Harry Ramsey served in the AEF with the Red Cross in Italy, France, and Great Britain. On March 24, 1920. long after most battlefield hostilities had ended,"Harry W. Ramsey, age 42, born in Illinois" was listed as a "clerical worker" on personnel records of the Red Cross. Later that year he returned to New York City and resumed his career as a newspaper artist.
In 1926 he moved to an impressive art studio at 9 East 59th Street, which was next door to a construction site of the ritzy Sherry Netherland Hotel. He placed an advertisement for his services in a nationwide guide for graphic artists, "H. Ramsey, Telephone: REG(ency) - 4169 - Specializes in Figures, Heads, in Oil Paint."
In 1928 he moved to Philadelphia, where he was hired as a staff artist at The Philadelphia Public Ledger. He lived at 407 Locust Street, which he rented for fifty dollars a month.
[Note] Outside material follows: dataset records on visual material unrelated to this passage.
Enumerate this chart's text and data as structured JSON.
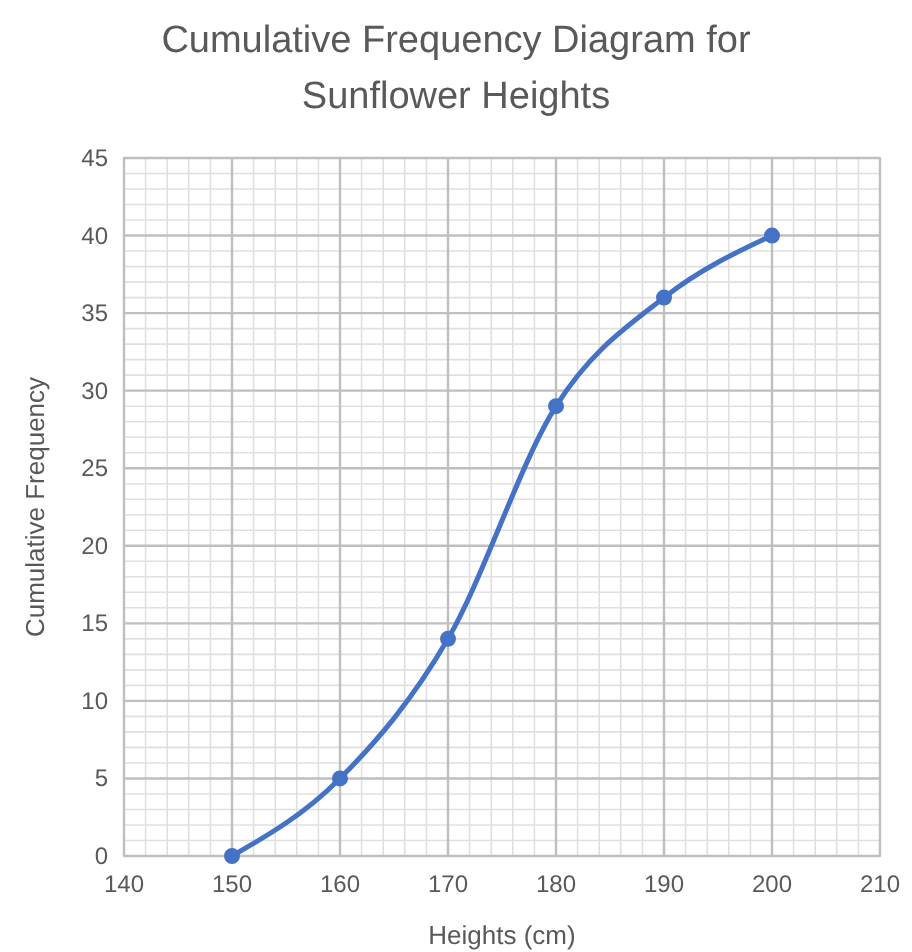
{
  "chart_data": {
    "type": "line",
    "title": "Cumulative Frequency Diagram for Sunflower Heights",
    "xlabel": "Heights (cm)",
    "ylabel": "Cumulative Frequency",
    "x": [
      150,
      160,
      170,
      180,
      190,
      200
    ],
    "series": [
      {
        "color": "#4472c4",
        "values": [
          0,
          5,
          14,
          29,
          36,
          40
        ]
      }
    ],
    "xlim": [
      140,
      210
    ],
    "xticks": [
      140,
      150,
      160,
      170,
      180,
      190,
      200,
      210
    ],
    "ylim": [
      0,
      45
    ],
    "yticks": [
      0,
      5,
      10,
      15,
      20,
      25,
      30,
      35,
      40,
      45
    ],
    "grid": true,
    "marker": "circle",
    "line_style": "solid"
  }
}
In the 1930s during the Great Depression most newspapers and magazines experienced hard times, because they depended on advertising dollars, which were suddenly in short supply. On the other hand, pulp magazines sold cheap thrills to the masses and only depended on newsstand sales. Oddly enough this was a formula for success, because the 1930s were the most lucrative years for the pulp industry. Out of economic necessity Harry Ramsey drew pen and ink story illustrations for pulp magazines. His work appeared in All Western, Super Sports, Western Romances, and All Sports. He preserved his reputation by using the alias, Ray Ramsey, which used his brother's "new" last name for his own first name. He also signed many of his pulp illustrations with a distinctive signature designed with the initials "RR" in which the first letter is written backwards.
In 1939 he also began to draw for comic books. His drawings appeared in Keen Detective Funnies, Funny Picture Stories, and Blue Bolt. He also drew The Count of Monte Christo, Ivanhoe, and Last of the Mohicans for Classics Illustrated Comics.
During WWII he was over sixty-five, so he was not required by law to register with the selective service.
His last assignments were in 1952 for Roy Rogers and Wildfire produced by Dell Comics.
Harry Ramsey died in a hospital in Yonkers, a suburb just north of the Bronx in Westchester County, NY, at the age of seventy-four on February 28, 1952.